Among the key topics dealt with in the charter is bullying, which Austin called a significant concern for children and youth.

"It certainly came up loud and clear in the consultations that we had with kids across the country," she said, explaining that her organization engaged young people through focus groups, in school and via online forums.

Survey-based research has shown that 15 per cent of Canadian children aged 11 to 15 reported being bullied at least twice in the previous month.

An economic analysis by Children First and the O'Brien Institute for Public Health at the University of Calgary, entitled Raising Canada, suggests the fallout from bullying costs the country $4 billion a year, based on its effects on children's mental health and later reduced productivity as adults.

"Bullying has been a phenomenon that children have experienced for generations, but it's taken on a new dimension through the age of the internet and social media, in particular," Austin said.

Indeed, bullying has been top of mind this week, given the arrest Monday of six students at a Toronto private boys' school over alleged incidents of assault and sexual assault.

Last week, St. Michael's College School expelled eight students and suspended another in connection with an alleged sexual assault in a locker room and another incident that police said involved hazing. Both incidents were captured on video.

Police sources have said the locker room incident involved a group of students pinning down another student and allegedly sexually assaulting him with a broom handle.

Describing the alleged incidents at St. Michael's as "tragic," Austin said they raise questions about what children are learning in their homes and at school.
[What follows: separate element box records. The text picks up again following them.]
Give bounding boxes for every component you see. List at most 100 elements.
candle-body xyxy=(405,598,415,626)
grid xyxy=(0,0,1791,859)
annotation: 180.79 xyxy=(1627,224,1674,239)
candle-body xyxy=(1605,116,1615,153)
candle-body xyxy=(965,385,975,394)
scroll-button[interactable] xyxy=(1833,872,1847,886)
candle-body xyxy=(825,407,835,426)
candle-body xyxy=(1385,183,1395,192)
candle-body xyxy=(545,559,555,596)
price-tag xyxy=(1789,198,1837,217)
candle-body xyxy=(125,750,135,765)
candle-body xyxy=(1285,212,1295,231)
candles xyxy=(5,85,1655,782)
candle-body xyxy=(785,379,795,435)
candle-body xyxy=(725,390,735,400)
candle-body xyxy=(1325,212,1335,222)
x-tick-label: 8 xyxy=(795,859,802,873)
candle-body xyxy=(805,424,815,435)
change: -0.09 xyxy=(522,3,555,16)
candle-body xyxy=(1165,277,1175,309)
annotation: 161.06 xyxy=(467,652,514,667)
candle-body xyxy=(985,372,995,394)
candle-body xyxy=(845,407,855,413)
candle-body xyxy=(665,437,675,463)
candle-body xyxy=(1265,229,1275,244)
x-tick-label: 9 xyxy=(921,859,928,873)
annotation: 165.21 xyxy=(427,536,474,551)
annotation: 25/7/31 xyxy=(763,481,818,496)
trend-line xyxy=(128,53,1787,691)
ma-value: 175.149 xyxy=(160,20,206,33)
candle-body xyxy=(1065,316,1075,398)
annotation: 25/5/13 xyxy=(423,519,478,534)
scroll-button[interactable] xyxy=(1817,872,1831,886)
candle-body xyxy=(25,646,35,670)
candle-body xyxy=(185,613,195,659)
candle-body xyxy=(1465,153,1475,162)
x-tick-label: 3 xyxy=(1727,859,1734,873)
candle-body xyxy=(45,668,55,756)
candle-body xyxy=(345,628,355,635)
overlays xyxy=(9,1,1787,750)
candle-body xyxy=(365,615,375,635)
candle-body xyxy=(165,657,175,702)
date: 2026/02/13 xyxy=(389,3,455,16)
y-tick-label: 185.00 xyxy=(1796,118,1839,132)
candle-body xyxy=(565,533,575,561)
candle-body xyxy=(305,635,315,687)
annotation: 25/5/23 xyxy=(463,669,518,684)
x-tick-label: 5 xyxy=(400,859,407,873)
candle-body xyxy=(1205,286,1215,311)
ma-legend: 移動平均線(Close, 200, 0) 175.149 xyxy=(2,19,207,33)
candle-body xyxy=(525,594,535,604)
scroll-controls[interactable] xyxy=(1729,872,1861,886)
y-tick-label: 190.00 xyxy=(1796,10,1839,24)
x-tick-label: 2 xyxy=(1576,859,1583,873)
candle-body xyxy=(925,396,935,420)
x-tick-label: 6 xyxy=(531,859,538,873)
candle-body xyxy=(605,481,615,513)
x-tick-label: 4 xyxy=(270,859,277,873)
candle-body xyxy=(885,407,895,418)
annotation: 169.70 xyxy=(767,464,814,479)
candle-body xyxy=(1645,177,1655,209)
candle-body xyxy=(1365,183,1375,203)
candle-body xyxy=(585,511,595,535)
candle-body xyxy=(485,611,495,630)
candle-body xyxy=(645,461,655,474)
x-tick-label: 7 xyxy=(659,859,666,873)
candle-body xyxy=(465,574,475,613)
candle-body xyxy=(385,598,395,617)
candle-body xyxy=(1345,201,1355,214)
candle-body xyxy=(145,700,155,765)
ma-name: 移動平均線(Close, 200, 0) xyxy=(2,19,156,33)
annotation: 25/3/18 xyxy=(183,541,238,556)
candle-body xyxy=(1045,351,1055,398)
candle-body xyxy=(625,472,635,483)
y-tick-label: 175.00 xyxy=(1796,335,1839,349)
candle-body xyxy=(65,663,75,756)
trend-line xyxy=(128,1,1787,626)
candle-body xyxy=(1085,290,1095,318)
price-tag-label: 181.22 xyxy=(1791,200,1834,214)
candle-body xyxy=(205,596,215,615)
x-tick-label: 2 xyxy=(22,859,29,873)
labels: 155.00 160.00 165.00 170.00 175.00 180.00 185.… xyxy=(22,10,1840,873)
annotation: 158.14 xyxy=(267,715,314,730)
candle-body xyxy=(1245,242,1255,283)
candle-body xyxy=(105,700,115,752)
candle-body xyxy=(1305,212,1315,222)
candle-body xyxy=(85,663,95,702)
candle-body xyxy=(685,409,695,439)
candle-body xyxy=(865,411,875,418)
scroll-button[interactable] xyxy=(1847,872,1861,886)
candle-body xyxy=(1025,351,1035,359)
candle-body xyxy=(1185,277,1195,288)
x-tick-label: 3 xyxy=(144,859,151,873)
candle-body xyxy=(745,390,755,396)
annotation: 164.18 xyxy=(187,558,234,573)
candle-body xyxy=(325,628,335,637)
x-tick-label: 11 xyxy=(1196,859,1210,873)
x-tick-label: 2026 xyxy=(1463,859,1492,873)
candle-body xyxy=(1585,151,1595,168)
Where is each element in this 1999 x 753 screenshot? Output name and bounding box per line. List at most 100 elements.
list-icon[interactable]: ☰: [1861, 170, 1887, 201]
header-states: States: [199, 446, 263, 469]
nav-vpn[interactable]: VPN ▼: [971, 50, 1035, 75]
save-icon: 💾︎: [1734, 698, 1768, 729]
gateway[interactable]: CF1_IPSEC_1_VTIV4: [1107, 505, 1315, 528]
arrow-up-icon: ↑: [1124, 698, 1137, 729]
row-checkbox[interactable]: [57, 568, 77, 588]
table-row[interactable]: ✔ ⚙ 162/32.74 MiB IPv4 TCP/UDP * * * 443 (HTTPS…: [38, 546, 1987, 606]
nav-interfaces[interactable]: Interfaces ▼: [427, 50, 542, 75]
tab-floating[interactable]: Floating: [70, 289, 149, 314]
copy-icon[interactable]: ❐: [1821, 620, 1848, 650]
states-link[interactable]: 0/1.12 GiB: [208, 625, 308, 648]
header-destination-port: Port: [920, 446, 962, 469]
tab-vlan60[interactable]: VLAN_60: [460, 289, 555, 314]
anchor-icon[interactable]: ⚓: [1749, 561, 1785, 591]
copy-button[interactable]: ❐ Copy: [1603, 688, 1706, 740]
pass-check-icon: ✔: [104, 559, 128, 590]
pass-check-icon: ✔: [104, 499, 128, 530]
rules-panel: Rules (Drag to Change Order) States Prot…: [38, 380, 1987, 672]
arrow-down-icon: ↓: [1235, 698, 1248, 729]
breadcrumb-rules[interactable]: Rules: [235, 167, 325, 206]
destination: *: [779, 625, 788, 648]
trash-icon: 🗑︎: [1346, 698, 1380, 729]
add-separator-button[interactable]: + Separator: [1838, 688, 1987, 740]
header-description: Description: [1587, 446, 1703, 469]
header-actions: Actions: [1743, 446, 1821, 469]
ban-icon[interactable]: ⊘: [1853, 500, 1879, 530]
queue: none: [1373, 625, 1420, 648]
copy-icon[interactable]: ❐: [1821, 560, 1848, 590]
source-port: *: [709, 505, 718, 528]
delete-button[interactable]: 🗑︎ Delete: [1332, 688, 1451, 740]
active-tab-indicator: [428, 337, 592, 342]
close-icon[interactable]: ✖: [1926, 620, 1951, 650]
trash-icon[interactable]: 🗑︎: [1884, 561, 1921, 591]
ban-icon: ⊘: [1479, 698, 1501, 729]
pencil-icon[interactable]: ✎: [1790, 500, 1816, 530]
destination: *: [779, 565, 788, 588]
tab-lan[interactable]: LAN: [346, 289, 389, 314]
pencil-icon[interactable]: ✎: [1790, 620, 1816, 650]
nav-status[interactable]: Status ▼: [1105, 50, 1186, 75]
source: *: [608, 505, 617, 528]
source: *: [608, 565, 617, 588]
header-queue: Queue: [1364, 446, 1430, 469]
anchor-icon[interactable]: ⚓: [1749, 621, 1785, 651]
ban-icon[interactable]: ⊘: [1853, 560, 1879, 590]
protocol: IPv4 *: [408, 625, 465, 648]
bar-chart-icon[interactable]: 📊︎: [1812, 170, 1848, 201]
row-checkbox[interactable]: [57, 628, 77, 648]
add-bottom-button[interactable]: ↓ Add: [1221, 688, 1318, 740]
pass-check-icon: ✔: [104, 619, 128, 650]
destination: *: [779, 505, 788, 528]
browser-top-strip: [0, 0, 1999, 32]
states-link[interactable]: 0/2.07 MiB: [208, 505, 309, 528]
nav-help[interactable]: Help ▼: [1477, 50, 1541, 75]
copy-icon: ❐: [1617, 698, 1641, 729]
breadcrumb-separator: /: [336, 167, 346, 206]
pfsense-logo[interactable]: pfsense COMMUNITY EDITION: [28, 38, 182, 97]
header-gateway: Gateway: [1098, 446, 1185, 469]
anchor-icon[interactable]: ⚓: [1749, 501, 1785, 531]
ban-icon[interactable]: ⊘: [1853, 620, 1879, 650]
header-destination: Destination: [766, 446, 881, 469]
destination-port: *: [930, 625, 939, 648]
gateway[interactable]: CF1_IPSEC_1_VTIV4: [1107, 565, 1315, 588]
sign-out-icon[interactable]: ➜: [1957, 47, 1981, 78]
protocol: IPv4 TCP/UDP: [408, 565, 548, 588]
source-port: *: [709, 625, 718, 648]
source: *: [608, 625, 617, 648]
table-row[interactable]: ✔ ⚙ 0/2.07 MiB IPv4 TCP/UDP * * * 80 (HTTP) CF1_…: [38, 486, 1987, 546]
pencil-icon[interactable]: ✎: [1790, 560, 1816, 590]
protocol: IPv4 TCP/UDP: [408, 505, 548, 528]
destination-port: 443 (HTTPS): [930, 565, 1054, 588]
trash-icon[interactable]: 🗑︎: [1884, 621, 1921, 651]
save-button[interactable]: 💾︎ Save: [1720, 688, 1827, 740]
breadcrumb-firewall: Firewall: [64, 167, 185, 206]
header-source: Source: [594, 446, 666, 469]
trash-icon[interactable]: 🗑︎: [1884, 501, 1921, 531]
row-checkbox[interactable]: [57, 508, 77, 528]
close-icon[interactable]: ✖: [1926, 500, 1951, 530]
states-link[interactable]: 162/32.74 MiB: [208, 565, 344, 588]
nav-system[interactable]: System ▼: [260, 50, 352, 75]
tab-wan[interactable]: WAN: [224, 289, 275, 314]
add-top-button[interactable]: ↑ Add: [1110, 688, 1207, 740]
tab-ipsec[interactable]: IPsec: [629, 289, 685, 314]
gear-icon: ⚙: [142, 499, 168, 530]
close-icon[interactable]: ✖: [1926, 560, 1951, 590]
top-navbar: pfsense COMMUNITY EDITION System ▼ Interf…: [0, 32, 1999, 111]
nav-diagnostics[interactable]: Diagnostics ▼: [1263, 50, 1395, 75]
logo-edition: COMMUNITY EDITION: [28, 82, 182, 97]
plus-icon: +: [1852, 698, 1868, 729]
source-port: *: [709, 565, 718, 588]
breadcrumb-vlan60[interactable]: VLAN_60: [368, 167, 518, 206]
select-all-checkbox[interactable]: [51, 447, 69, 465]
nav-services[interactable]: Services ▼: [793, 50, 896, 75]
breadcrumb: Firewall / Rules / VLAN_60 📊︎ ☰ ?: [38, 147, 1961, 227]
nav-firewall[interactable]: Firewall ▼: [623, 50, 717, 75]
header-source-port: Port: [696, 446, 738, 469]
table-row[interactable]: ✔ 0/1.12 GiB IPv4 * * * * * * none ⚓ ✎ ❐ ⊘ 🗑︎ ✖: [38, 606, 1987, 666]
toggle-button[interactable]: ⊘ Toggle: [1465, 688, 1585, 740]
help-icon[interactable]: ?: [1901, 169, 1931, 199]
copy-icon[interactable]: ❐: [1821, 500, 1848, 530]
"How do we work to combat the idea that this somehow was acceptable behaviour?" she said, stressing that children who are victimized need to know that they have the inherent worth and the right to be protected "from all forms of violence."

Eunice Yong of Ottawa, who was a youth host at Tuesday's forum, said she had a discussion with others attending about bullying, an experience "that's very much close to my heart."

"I myself was bullied quite a bit," she said of her years in elementary school, when she was picked on because of her weight.

"I can still hear the whispers of others," the 17-year-old, Grade 12 student said. "'Oh, she's a little bit on the larger size. She's kind of big. It's fun to pick on her."'

But she's come to believe it's not what a person looks like but who they are that matters -- a message she tries to impart to other young people.

"I emphasize to children that there is nothing that sets them apart except their uniqueness and their own personalities. We are all equals, so it doesn't matter about their religion, their ethnicity, their background, their sexuality.

"We're all the same."

Austin said the Children's Charter is meant to highlight the areas where young people's rights are not being protected and it calls on government, the private and charitable sectors, parents, educators and children themselves to work together to bring about change.

Among the issues highlighted in the document:

-- Ensuring children access to local health care, regardless of cost and free from discrimination.

-- Providing mental health education, services and treatment when needed, without stigma.

-- Ending bullying and providing protection from all forms of violence and abuse.

"Our kids are telling us they are struggling with a lot of issues, whether it's poverty, bullying, mental health issues or abuse," said Austin. "They created the charter with the hope that our government will use it as a roadmap to make Canada the best place in the world for kids to grow up."